We study a general clustering setting in which we have $n$ elements to be clustered, and we aim to perform as few queries as possible to an oracle that returns a noisy sample of the weighted similarity between two elements. Our setting encompasses many application domains in which the similarity function is costly to compute and inherently noisy. We introduce two novel formulations of online learning problems rooted in the paradigm of Pure Exploration in Combinatorial Multi-Armed Bandits (PE-CMAB): fixed confidence and fixed budget settings.
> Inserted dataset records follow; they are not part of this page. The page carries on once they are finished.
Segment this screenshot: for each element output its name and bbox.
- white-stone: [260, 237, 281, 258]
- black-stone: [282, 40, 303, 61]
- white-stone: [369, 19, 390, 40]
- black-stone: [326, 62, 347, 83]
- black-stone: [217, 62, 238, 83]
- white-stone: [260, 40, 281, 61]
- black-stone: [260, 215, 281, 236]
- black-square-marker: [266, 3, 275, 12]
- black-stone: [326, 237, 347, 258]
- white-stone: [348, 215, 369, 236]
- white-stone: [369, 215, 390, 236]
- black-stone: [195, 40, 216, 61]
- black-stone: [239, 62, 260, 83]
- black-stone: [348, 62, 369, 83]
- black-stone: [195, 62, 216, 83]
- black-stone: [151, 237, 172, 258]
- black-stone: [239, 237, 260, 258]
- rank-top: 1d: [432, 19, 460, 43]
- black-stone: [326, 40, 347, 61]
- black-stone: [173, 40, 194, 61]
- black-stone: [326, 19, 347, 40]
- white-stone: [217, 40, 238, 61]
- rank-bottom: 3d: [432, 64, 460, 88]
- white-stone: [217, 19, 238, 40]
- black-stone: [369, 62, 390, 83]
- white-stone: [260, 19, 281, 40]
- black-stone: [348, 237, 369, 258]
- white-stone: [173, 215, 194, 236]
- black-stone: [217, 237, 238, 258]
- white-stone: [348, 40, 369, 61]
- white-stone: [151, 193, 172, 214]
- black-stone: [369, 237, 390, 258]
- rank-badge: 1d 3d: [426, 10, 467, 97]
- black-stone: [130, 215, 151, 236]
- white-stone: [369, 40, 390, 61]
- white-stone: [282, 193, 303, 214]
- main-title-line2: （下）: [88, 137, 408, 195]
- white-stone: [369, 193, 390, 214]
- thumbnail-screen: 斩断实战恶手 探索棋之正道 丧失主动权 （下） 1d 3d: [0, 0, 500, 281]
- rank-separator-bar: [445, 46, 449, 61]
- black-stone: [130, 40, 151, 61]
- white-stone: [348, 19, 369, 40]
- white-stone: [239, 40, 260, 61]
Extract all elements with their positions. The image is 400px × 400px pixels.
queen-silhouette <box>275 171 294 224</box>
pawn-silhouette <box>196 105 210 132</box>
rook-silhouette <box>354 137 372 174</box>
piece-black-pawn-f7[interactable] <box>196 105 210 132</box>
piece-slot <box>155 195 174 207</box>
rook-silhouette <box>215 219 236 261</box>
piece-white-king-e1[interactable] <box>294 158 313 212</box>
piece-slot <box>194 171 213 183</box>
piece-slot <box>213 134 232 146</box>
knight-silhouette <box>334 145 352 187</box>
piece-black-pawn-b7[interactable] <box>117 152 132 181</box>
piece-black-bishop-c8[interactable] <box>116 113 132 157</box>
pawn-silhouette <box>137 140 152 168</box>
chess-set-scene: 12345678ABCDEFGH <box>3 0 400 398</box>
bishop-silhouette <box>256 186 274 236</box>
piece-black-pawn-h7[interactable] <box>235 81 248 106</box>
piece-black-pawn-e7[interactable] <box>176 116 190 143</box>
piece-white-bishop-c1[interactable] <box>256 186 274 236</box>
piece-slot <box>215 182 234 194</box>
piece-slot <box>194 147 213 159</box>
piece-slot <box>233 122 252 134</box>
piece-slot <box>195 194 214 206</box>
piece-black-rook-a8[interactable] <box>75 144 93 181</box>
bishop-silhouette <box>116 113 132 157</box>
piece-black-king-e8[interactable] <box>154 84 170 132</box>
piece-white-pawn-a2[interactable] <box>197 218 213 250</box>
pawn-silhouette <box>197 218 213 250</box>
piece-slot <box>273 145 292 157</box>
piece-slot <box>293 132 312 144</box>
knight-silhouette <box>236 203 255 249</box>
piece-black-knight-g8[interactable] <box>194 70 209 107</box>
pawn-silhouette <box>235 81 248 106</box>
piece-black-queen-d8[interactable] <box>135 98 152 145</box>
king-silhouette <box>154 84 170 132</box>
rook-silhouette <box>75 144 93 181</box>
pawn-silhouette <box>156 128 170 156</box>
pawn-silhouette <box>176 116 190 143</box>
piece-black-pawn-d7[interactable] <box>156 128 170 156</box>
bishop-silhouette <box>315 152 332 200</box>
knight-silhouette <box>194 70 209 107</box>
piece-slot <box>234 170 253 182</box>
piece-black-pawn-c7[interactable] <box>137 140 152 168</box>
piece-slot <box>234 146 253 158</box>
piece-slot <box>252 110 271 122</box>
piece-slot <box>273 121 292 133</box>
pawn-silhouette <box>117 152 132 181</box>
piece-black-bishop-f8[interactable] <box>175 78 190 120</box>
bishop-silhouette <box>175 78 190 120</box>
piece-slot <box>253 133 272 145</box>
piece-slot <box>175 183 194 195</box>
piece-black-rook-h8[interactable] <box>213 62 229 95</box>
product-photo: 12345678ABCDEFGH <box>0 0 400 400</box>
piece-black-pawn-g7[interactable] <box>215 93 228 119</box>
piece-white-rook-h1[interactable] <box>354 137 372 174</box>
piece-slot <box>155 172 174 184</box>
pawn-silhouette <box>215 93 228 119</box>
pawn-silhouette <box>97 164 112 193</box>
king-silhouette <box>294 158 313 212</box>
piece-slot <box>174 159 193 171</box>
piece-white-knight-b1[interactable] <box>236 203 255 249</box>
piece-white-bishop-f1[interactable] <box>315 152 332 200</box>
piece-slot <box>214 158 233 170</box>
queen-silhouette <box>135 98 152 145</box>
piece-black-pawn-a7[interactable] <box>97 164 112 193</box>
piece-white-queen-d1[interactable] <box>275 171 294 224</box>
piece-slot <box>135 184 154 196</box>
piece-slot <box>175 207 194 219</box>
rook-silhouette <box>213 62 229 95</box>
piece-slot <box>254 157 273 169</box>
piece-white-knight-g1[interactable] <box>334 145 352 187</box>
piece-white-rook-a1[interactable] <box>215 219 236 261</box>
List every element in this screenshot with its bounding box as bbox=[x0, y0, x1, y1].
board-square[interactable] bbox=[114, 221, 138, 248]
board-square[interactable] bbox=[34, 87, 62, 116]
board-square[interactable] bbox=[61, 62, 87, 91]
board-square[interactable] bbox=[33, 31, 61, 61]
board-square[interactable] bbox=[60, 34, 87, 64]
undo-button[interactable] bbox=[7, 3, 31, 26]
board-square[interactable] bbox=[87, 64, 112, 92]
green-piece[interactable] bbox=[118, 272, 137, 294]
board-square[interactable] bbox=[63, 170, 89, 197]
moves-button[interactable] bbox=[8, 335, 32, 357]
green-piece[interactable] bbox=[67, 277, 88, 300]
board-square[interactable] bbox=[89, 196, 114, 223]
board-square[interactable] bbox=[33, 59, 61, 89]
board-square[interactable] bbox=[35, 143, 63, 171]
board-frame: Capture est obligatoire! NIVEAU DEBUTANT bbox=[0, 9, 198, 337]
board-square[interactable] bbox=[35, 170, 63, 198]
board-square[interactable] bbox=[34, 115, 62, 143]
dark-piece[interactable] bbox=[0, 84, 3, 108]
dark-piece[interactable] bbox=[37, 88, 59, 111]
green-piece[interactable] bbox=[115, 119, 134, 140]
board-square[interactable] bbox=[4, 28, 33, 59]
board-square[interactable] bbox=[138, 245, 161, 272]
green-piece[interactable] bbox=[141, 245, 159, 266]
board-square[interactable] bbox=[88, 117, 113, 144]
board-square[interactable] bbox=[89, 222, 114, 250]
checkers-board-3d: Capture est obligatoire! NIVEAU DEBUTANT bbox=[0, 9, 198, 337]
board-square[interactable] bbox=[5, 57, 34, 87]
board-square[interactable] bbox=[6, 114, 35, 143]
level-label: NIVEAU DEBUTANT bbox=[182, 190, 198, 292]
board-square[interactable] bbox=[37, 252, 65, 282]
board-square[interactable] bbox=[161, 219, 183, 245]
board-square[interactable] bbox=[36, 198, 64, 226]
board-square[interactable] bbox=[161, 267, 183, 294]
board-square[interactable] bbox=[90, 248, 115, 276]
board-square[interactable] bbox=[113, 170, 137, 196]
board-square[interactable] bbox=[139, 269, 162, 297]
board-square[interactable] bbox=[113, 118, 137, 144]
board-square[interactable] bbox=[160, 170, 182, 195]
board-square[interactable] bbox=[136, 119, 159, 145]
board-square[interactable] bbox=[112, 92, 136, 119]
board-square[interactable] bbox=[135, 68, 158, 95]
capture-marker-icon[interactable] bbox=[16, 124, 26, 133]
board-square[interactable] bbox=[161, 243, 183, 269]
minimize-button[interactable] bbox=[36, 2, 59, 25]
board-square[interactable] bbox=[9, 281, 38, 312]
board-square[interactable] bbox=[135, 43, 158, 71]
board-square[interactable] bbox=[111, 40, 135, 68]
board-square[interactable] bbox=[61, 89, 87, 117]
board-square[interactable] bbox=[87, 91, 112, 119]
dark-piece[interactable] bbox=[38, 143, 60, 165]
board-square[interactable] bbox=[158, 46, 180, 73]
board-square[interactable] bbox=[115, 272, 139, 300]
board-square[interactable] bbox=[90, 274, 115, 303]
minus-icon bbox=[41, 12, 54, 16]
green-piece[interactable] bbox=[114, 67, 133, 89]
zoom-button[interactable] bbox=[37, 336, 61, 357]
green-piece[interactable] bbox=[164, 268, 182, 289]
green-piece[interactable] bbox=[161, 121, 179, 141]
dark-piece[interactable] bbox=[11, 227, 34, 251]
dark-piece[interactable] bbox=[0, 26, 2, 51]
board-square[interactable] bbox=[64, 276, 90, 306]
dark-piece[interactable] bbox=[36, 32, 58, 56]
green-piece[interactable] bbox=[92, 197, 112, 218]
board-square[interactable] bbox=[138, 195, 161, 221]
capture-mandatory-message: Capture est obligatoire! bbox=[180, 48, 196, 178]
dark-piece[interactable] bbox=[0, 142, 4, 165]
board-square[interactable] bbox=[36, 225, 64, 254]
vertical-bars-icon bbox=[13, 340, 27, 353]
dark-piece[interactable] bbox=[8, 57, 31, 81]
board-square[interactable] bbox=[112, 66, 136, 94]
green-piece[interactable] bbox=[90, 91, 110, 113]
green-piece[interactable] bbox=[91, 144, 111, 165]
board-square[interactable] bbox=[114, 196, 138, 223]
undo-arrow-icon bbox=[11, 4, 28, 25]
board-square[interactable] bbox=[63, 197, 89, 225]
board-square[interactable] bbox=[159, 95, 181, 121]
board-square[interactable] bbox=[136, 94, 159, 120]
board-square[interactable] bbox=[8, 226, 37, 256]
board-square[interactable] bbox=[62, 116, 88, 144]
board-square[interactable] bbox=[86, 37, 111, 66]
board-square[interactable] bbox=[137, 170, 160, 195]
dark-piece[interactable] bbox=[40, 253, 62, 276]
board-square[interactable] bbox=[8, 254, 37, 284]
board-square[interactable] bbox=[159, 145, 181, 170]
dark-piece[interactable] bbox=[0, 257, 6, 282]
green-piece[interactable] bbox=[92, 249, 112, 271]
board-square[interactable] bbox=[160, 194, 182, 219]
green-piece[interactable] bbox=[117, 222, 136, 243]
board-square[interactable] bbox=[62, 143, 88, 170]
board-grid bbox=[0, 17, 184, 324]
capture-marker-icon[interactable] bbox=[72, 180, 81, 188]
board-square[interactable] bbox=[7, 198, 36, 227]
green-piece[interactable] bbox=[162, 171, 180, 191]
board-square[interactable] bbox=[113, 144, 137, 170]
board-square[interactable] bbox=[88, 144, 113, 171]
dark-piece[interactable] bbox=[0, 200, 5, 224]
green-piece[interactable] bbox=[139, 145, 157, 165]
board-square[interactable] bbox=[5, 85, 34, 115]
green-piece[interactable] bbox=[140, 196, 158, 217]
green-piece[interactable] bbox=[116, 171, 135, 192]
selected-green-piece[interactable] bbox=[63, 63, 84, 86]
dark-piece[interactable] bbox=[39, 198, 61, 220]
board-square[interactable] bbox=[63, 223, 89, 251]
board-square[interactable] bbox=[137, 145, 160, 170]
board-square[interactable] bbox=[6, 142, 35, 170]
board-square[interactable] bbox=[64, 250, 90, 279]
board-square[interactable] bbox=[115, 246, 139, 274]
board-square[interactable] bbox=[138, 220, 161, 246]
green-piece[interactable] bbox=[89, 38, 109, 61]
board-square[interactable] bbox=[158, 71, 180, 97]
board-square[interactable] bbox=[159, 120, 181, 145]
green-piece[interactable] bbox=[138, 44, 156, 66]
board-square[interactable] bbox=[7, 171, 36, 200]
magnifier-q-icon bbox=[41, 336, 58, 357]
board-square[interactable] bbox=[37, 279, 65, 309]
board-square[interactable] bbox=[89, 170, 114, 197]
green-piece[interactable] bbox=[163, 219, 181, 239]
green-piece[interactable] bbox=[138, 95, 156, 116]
For both settings, we design algorithms that combine a sampling strategy with a classic approximation algorithm for correlation clustering and study their theoretical guarantees. Our results are the first examples of polynomial-time algorithms that work for the case of PE-CMAB in which the underlying offline optimization problem is NP-hard.

翻译：我们研究一种通用的聚类场景，其中包含待聚类的 $n$ 个元素，目标是尽可能少地向预言机进行查询，该预言机返回两个元素之间加权相似度的带噪声样本。我们的设定涵盖了许多应用领域，其中相似度函数的计算成本高昂且本质上是带噪声的。我们基于组合多臂老虎机纯探索范式，提出了两种新颖的在线学习问题形式化表述：固定置信度与固定预算设定。针对这两种设定，我们设计了将采样策略与经典相关聚类近似算法相结合的算法，并研究了其理论保证。我们的结果是首批适用于组合多臂老虎机纯探索场景的多项式时间算法，其中底层离线优化问题是NP难的。